Hårfjellet raised shoreline
Coordinates: UTM 32W 0622701 7217776, 65°3'39.2''N 11°36'30.6''E
Primary interests: Science, tourism, education
At Leka a shoreline level of ca 110 m.a.s.l. is easily recognized in many places, but is probably most spectacular at Hårfjellet, where it is developed as a wide terrace 108-110 m.a.s.l. In some parts the terrace is 30–40 meters wide.
Out of several shorelines formed after the last Ice Age, the noteworthy main shoreline is a unique phenomenon in the Quaternary geology of Norway, and it is especially well developed in northern Norway. As the land rose relatively fast after as the ice had melted, falling sea levels left few traces in the landscape.

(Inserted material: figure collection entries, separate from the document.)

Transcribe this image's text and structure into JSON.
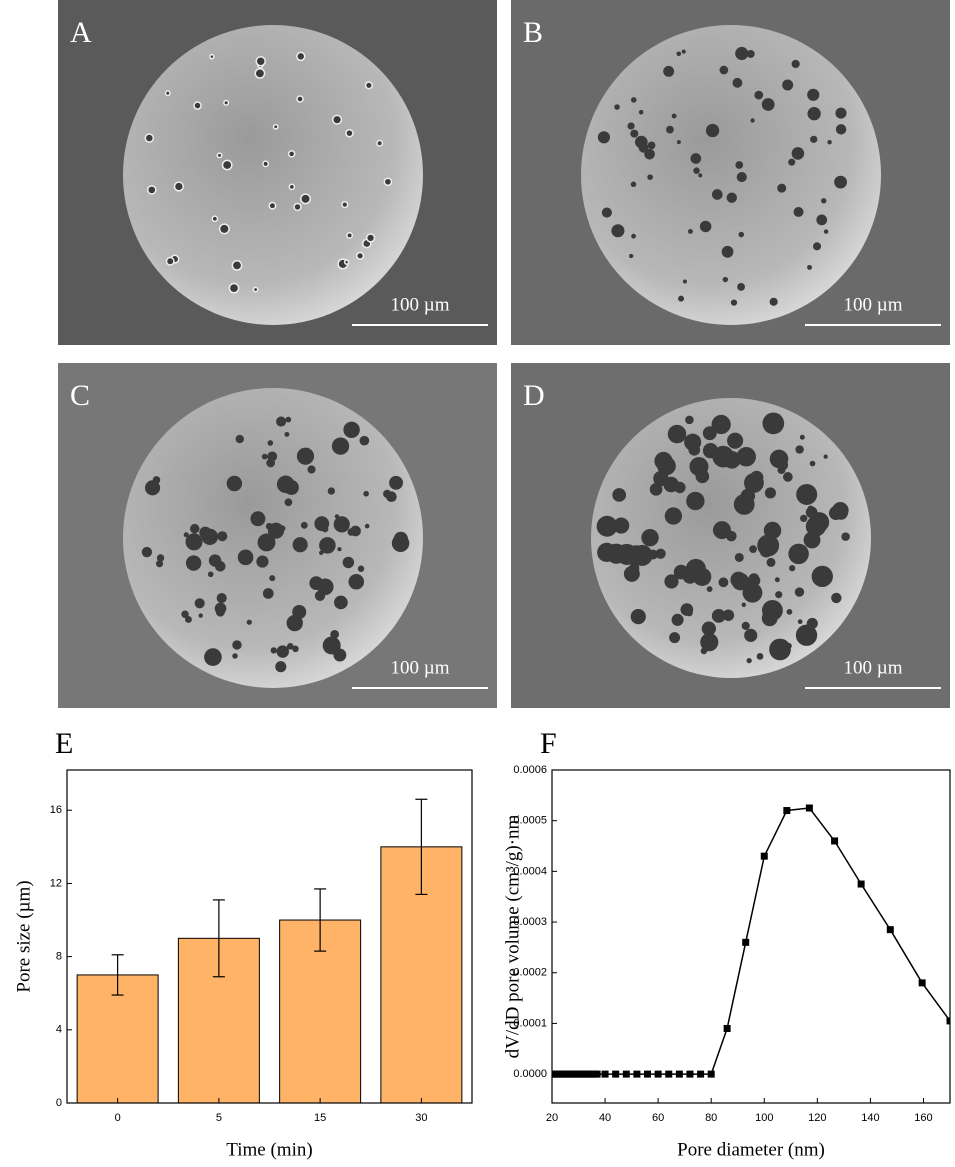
{
  "images": [
    {
      "label": "A",
      "scale_bar": "100 µm"
    },
    {
      "label": "B",
      "scale_bar": "100 µm"
    },
    {
      "label": "C",
      "scale_bar": "100 µm"
    },
    {
      "label": "D",
      "scale_bar": "100 µm"
    }
  ],
  "chart_data": [
    {
      "type": "bar",
      "title": "E",
      "x_label": "Time (min)",
      "y_label": "Pore size (µm)",
      "categories": [
        "0",
        "5",
        "15",
        "30"
      ],
      "values": [
        7,
        9,
        10,
        14
      ],
      "errors": [
        1.1,
        2.1,
        1.7,
        2.6
      ],
      "color": "#ffb366",
      "ylim": [
        0,
        18.2
      ],
      "yticks": [
        0,
        4,
        8,
        12,
        16
      ]
    },
    {
      "type": "line",
      "title": "F",
      "x_label": "Pore diameter (nm)",
      "y_label": "dV/dD pore volume (cm³/g)·nm",
      "x": [
        20,
        21,
        22,
        23,
        24,
        25,
        26,
        27,
        28,
        29,
        30,
        31,
        32,
        33,
        34,
        35,
        36,
        37,
        40,
        44,
        48,
        52,
        56,
        60,
        64,
        68,
        72,
        76,
        80,
        86,
        93,
        100,
        108.5,
        117,
        126.5,
        136.5,
        147.5,
        159.5,
        170
      ],
      "values": [
        0,
        0,
        0,
        0,
        0,
        0,
        0,
        0,
        0,
        0,
        0,
        0,
        0,
        0,
        0,
        0,
        0,
        0,
        0,
        0,
        0,
        0,
        0,
        0,
        0,
        0,
        0,
        0,
        0,
        9e-05,
        0.00026,
        0.00043,
        0.00052,
        0.000525,
        0.00046,
        0.000375,
        0.000285,
        0.00018,
        0.000105
      ],
      "color": "#000000",
      "xlim": [
        20,
        170
      ],
      "ylim": [
        -5.7e-05,
        0.0006
      ],
      "xticks": [
        20,
        40,
        60,
        80,
        100,
        120,
        140,
        160
      ],
      "yticks": [
        {
          "value": 0,
          "label": "0.0000"
        },
        {
          "value": 0.0001,
          "label": "0.0001"
        },
        {
          "value": 0.0002,
          "label": "0.0002"
        },
        {
          "value": 0.0003,
          "label": "0.0003"
        },
        {
          "value": 0.0004,
          "label": "0.0004"
        },
        {
          "value": 0.0005,
          "label": "0.0005"
        },
        {
          "value": 0.0006,
          "label": "0.0006"
        }
      ]
    }
  ]
}
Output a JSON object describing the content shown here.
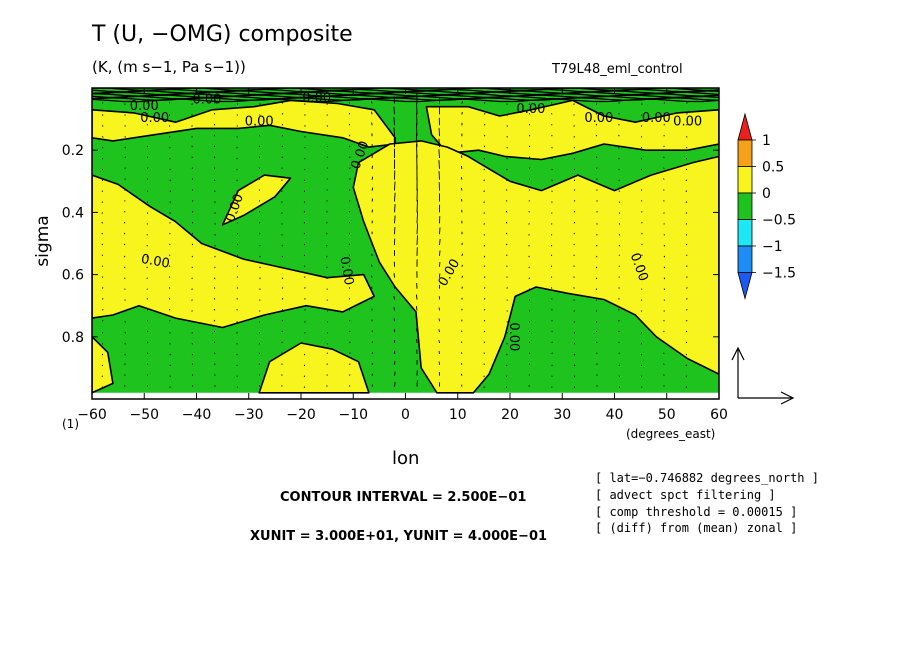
{
  "title": "T (U, −OMG) composite",
  "subtitle": "(K, (m s−1, Pa s−1))",
  "run_label": "T79L48_eml_control",
  "chart_data": {
    "type": "heatmap",
    "subtype": "filled contour with wind vectors",
    "xlabel": "lon",
    "xunits": "(degrees_east)",
    "ylabel": "sigma",
    "xlim": [
      -60,
      60
    ],
    "ylim": [
      1.0,
      0.0
    ],
    "x_ticks": [
      -60,
      -50,
      -40,
      -30,
      -20,
      -10,
      0,
      10,
      20,
      30,
      40,
      50,
      60
    ],
    "x_tick_labels": [
      "−60",
      "−50",
      "−40",
      "−30",
      "−20",
      "−10",
      "0",
      "10",
      "20",
      "30",
      "40",
      "50",
      "60"
    ],
    "y_ticks": [
      0.2,
      0.4,
      0.6,
      0.8
    ],
    "y_tick_labels": [
      "0.2",
      "0.4",
      "0.6",
      "0.8"
    ],
    "surface_level_label": "(1)",
    "contour_labels": [
      "0.00",
      "0.00",
      "0.00",
      "0.00",
      "0.00",
      "0.00",
      "0.00",
      "0.00",
      "0.00",
      "0.00",
      "0.00",
      "0.00",
      "0.00"
    ],
    "colorbar": {
      "levels": [
        -1.5,
        -1,
        -0.5,
        0,
        0.5,
        1
      ],
      "labels": [
        "1",
        "0.5",
        "0",
        "−0.5",
        "−1",
        "−1.5"
      ],
      "colors": [
        "#e8201e",
        "#f5a21a",
        "#f8f51e",
        "#1ec31e",
        "#1ee8f5",
        "#1e8cf5",
        "#1e5af0"
      ]
    },
    "contour_interval_text": "CONTOUR INTERVAL = 2.500E−01",
    "unit_text": "XUNIT = 3.000E+01, YUNIT = 4.000E−01",
    "notes": [
      "[ lat=−0.746882 degrees_north ]",
      "[ advect spct filtering ]",
      "[ comp threshold = 0.00015 ]",
      "[ (diff) from (mean) zonal ]"
    ],
    "regions": [
      {
        "value_class": "negative",
        "color": "#1ec31e",
        "polygon": [
          [
            -60,
            0.0
          ],
          [
            60,
            0.0
          ],
          [
            60,
            0.98
          ],
          [
            -60,
            0.98
          ]
        ]
      },
      {
        "value_class": "positive",
        "color": "#f8f51e",
        "polygon": [
          [
            -60,
            0.07
          ],
          [
            -52,
            0.08
          ],
          [
            -44,
            0.11
          ],
          [
            -37,
            0.07
          ],
          [
            -29,
            0.06
          ],
          [
            -22,
            0.04
          ],
          [
            -13,
            0.05
          ],
          [
            -6,
            0.07
          ],
          [
            -2,
            0.16
          ],
          [
            -2,
            0.18
          ],
          [
            -7,
            0.19
          ],
          [
            -12,
            0.16
          ],
          [
            -20,
            0.14
          ],
          [
            -26,
            0.12
          ],
          [
            -32,
            0.13
          ],
          [
            -40,
            0.13
          ],
          [
            -48,
            0.15
          ],
          [
            -56,
            0.17
          ],
          [
            -60,
            0.16
          ]
        ]
      },
      {
        "value_class": "positive",
        "color": "#f8f51e",
        "polygon": [
          [
            4,
            0.06
          ],
          [
            12,
            0.06
          ],
          [
            18,
            0.09
          ],
          [
            24,
            0.07
          ],
          [
            32,
            0.04
          ],
          [
            38,
            0.09
          ],
          [
            44,
            0.11
          ],
          [
            52,
            0.08
          ],
          [
            60,
            0.07
          ],
          [
            60,
            0.18
          ],
          [
            54,
            0.2
          ],
          [
            46,
            0.2
          ],
          [
            38,
            0.18
          ],
          [
            32,
            0.21
          ],
          [
            26,
            0.23
          ],
          [
            19,
            0.22
          ],
          [
            14,
            0.2
          ],
          [
            8,
            0.21
          ],
          [
            5,
            0.15
          ]
        ]
      },
      {
        "value_class": "positive",
        "color": "#f8f51e",
        "polygon": [
          [
            -60,
            0.28
          ],
          [
            -55,
            0.31
          ],
          [
            -49,
            0.38
          ],
          [
            -44,
            0.43
          ],
          [
            -39,
            0.5
          ],
          [
            -31,
            0.55
          ],
          [
            -23,
            0.58
          ],
          [
            -15,
            0.61
          ],
          [
            -8,
            0.6
          ],
          [
            -6,
            0.67
          ],
          [
            -12,
            0.72
          ],
          [
            -19,
            0.7
          ],
          [
            -27,
            0.73
          ],
          [
            -35,
            0.77
          ],
          [
            -44,
            0.74
          ],
          [
            -51,
            0.7
          ],
          [
            -56,
            0.73
          ],
          [
            -60,
            0.74
          ]
        ]
      },
      {
        "value_class": "positive",
        "color": "#f8f51e",
        "polygon": [
          [
            -9,
            0.24
          ],
          [
            -3,
            0.18
          ],
          [
            3,
            0.17
          ],
          [
            8,
            0.19
          ],
          [
            12,
            0.22
          ],
          [
            16,
            0.26
          ],
          [
            20,
            0.3
          ],
          [
            26,
            0.33
          ],
          [
            33,
            0.28
          ],
          [
            40,
            0.33
          ],
          [
            47,
            0.28
          ],
          [
            55,
            0.24
          ],
          [
            60,
            0.22
          ],
          [
            60,
            0.92
          ],
          [
            54,
            0.87
          ],
          [
            48,
            0.8
          ],
          [
            44,
            0.73
          ],
          [
            38,
            0.68
          ],
          [
            31,
            0.66
          ],
          [
            25,
            0.64
          ],
          [
            21,
            0.67
          ],
          [
            19,
            0.8
          ],
          [
            16,
            0.92
          ],
          [
            13,
            0.98
          ],
          [
            6,
            0.98
          ],
          [
            3,
            0.9
          ],
          [
            2,
            0.72
          ],
          [
            -2,
            0.64
          ],
          [
            -5,
            0.56
          ],
          [
            -8,
            0.43
          ],
          [
            -10,
            0.32
          ]
        ]
      },
      {
        "value_class": "positive",
        "color": "#f8f51e",
        "polygon": [
          [
            -35,
            0.44
          ],
          [
            -32,
            0.33
          ],
          [
            -27,
            0.28
          ],
          [
            -22,
            0.29
          ],
          [
            -25,
            0.35
          ],
          [
            -31,
            0.41
          ]
        ]
      },
      {
        "value_class": "positive",
        "color": "#f8f51e",
        "polygon": [
          [
            -28,
            0.98
          ],
          [
            -26,
            0.88
          ],
          [
            -20,
            0.82
          ],
          [
            -14,
            0.84
          ],
          [
            -9,
            0.88
          ],
          [
            -7,
            0.98
          ]
        ]
      },
      {
        "value_class": "positive",
        "color": "#f8f51e",
        "polygon": [
          [
            -60,
            0.8
          ],
          [
            -57,
            0.85
          ],
          [
            -56,
            0.95
          ],
          [
            -60,
            0.98
          ]
        ]
      }
    ]
  }
}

However, occasionally the sea level remained constant long enough for visible shorelines to be eroded in solid rock or loose material. The main shoreline here was probably formed during Younger Dryas (12.800 – 11.500 years ago), when the rim of the ice sheet was at Lysfjordmana (geosite O4), about 20 km east of Leka.
The main shoreline can be observed at several sites in the geopark, but the terraces near Hårfjellet, and on Leka in general, are remarkable features and a great way of observing and illustrating the sea level changes.
The geosite has been used for science, but there is a potential for tourism and education. A trail on the terrace would be easy to arrange.